Die Kommunen im Landkreis und im angrenzenden Schäftlarn haben Partnerschaften und Freundschaften überall auf der Welt. Und überall wird Weihnachten gefeiert - sogar in Wolfratshausens japanischer Partnerstadt Iruma. Die SZ hat erfragt, welche Bräuche es wo gibt.

Iruma

In Japan herrschen zwar Shintoismus und Buddhismus vor, christliche Bräuche spielen kaum eine Rolle. Dennoch weihnachtet es dort sehr, auch in der Wolfratshauser Partnerstadt Iruma. "Wir haben keine Tradition für das christliche Weihnachtsfest", sagt Yori Ishihara vom Partnerschaftsverein. "Aber wir haben sie nach dem Zweiten Weltkrieg aus den USA importiert." Weihnachten, sagt die gebürtige Tokioterin, die seit zehn Jahren in Icking lebt, sei in Japan sehr populär - vor allem kommerziell. So seien alle Schaufenster in den Geschäften geschmückt, mit Rentieren und "Santa Claus"-Figuren. Und überall ertönten Weihnachtslieder aus den Lautsprechern. "Es ist eigentlich genau wie in Amerika", sagt Ishihira, die jahrelang in den USA gelebt hat.
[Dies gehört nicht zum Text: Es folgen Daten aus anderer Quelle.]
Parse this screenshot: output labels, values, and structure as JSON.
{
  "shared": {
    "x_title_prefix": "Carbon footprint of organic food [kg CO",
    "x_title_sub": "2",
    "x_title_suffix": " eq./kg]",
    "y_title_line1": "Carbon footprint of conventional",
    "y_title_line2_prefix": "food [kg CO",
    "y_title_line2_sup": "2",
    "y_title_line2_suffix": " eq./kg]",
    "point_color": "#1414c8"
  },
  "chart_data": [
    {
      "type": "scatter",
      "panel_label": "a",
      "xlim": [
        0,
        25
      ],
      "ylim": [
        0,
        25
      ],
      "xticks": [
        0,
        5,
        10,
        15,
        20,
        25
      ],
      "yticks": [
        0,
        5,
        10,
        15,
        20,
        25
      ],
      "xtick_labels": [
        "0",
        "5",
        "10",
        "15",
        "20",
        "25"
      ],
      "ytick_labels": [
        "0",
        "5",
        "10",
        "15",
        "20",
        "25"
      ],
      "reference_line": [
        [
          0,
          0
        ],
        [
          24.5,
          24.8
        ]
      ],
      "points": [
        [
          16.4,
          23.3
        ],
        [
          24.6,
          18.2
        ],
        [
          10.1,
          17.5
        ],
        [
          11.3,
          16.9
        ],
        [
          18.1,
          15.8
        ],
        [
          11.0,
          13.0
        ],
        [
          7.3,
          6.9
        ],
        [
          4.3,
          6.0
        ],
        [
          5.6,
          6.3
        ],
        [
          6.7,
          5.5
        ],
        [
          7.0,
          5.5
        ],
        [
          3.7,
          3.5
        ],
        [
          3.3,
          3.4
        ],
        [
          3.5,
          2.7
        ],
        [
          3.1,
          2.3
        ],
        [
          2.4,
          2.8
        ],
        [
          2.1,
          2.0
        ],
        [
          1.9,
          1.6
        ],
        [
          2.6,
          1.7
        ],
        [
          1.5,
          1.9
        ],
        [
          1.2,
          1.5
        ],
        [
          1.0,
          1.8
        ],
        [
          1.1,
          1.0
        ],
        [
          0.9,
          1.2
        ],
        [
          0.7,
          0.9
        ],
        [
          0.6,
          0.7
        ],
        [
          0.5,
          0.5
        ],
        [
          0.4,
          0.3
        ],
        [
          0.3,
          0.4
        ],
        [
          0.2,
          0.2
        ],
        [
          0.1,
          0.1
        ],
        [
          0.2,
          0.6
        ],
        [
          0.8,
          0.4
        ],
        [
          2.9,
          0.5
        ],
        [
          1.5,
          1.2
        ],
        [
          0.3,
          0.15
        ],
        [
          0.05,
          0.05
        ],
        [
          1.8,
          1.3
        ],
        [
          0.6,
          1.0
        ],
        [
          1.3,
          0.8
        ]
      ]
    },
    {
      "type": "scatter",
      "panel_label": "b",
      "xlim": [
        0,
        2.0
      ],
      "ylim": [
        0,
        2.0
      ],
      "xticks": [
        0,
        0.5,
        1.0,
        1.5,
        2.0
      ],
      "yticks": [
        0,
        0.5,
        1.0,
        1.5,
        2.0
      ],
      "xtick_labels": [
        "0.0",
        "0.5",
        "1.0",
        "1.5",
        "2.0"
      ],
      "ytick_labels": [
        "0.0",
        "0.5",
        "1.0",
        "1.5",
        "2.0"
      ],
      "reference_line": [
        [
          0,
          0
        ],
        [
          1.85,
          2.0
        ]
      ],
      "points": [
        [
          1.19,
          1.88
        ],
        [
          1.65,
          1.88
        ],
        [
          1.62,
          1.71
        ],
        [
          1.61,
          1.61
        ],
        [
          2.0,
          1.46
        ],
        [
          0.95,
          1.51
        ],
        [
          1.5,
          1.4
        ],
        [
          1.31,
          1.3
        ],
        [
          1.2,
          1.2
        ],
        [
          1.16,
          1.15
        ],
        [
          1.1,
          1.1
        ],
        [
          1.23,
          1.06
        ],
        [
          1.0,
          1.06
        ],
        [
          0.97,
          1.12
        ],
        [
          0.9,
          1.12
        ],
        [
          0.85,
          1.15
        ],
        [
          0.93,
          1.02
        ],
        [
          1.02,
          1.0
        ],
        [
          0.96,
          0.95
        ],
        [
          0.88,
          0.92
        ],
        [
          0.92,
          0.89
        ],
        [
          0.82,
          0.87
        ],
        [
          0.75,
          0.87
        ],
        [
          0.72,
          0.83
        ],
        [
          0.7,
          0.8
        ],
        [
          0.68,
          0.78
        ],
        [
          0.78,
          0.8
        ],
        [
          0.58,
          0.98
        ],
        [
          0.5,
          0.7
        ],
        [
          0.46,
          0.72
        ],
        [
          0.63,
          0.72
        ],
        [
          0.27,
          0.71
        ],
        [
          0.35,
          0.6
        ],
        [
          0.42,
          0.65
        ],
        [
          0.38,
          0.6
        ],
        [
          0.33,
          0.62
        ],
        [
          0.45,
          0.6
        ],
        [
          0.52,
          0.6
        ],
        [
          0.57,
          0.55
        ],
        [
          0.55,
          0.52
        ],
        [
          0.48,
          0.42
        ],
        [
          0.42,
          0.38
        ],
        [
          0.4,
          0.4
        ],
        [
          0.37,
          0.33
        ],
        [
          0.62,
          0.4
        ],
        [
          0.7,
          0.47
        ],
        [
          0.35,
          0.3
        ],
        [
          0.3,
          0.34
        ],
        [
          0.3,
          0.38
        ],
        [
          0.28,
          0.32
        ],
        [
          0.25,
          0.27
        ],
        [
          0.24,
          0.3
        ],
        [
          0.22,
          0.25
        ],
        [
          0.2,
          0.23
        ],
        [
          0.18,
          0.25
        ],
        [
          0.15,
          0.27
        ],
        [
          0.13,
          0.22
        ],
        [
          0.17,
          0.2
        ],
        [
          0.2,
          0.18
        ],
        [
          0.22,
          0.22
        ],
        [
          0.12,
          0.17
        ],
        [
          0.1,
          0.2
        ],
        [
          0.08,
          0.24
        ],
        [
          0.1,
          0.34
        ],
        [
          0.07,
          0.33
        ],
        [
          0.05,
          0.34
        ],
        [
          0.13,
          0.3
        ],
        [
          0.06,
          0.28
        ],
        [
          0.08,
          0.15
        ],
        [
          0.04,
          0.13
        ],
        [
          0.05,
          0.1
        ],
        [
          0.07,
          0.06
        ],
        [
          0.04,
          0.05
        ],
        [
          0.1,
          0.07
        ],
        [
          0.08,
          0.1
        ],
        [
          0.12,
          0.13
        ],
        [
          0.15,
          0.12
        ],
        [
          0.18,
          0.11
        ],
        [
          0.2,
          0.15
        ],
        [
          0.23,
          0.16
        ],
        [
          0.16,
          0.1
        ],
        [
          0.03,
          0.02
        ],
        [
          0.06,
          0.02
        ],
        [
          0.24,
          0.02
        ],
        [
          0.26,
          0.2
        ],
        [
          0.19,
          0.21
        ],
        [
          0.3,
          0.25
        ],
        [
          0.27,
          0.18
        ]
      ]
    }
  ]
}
Weihnachten zu feiern, werde in Japan immer beliebter. Besonders Familien beschenkten inzwischen ihre Kinder - allerdings, wiederum nach amerikanischem Vorbild, erst am Morgen des 25. Dezember. Und sogar Weihnachtsbäume gebe es. "Aber die künstlichen", sagt Ishihira und lacht. "Und sie sind meistens sehr klein, genau wie die Wohnungen in den großen Städten." Für die jungen Leute in Japan sei Weihnachten ein willkommener Anlass zum Feiern. "Japaner lieben Partys und sind immer froh, wenn sie einen Grund dafür haben", sagt sie. Das sei nicht anders als an Halloween oder auch am Valentinstag. An Weihnachten gebe es in Japan zwar keine Feiertage, dafür aber besonders große Partys, die eher weniger besinnlich ausfielen.

Chamalières

Gerhard Meinl, Dritter Bürgermeister von Geretsried, kennt sich als Vorsitzender des Partnerschaftsvereins Geretsried-Chamalières bestens mit den weihnachtlichen Gebräuchen der französischen Freunde aus. "In Chamalières gab es auch einen Weihnachtsmarkt, wie er dort im auch im Advent heißt - ganz ähnlich wie bei uns in Geretsried", erzählt er. Weihnachten versammle sich die ganze Familie aus Nah und Fern. An Heiligabend gebe es schon das große mehrgängige Festessen, genannt Le reveillon, ganz unterschiedlich nach Familientradition, aber immer mit Meeresfrüchten, meist Austern - als Hauptgang zum Beispiel einen Truthahn gefüllt mit Gänse- oder Entenleber und Kastanien. "Jedenfalls ist der Nachtisch ein Muss: eine Kuchen mit Schokoladenüberzug in rechteckiger Form, genannt Buche de Noël", sagt Meinl. "Er erinnert an ein großes Holzscheit im Kamin, dessen Asche dann in den Weihnachtstagen auf den Feldern ausgestreut wird, was Glück und Segen bei der Ernte bringen soll." Danach gehe es in die Mitternachtsmette. Die Geschenke für die Kinder werden in der Nacht zum 25. Dezember vom "Pere Noël" durch den Kamin gebracht.

Barbézieux

In der französischen Partnerstadt von Wolfratshausen gab es am vierten Adventssonntag einen großen Weihnachtsmarkt mit 70 Buden, einer Eislauffläche, Ponyreiten, einem Geschichtenerzähler und einem Weihnachtsmann. Wie der Vorsitzende des Wolfratshauser Partnerschaftsvereins, Rainer Kebekus, erzählt, werden dort statt Bratwurst und gebrannten Mandeln vor allem Austern und poule de Barbézieux gegessen, die berühmte heimische Hühnerrasse. In der ganzen Adventszeit gab es eine besondere Aktion in der Stadt, wie Chantal Gaborit, die dort für die Partnerschaft mit Wolfratshausen verantwortlich ist, berichtet: Leer stehende Geschäfte in der Innenstadt wurden von Händlern bezogen, die dort lokale handgemachte Produkte wie Schokolade und Pralinen, aber auch Weihnachtsschmuck anboten. Auf dem Weihnachtstisch stehen laut Bénard auch das im Südwesten Frankreichs verbreitete Entenkonfit und die Steinpilze der Region, die eingelegt oder eingekocht serviert würden. Dazu trinke man einen guten Bordeaux. Bei Bénard, der aus der Champagne stammt, gibt es zudem reichlich Champagner.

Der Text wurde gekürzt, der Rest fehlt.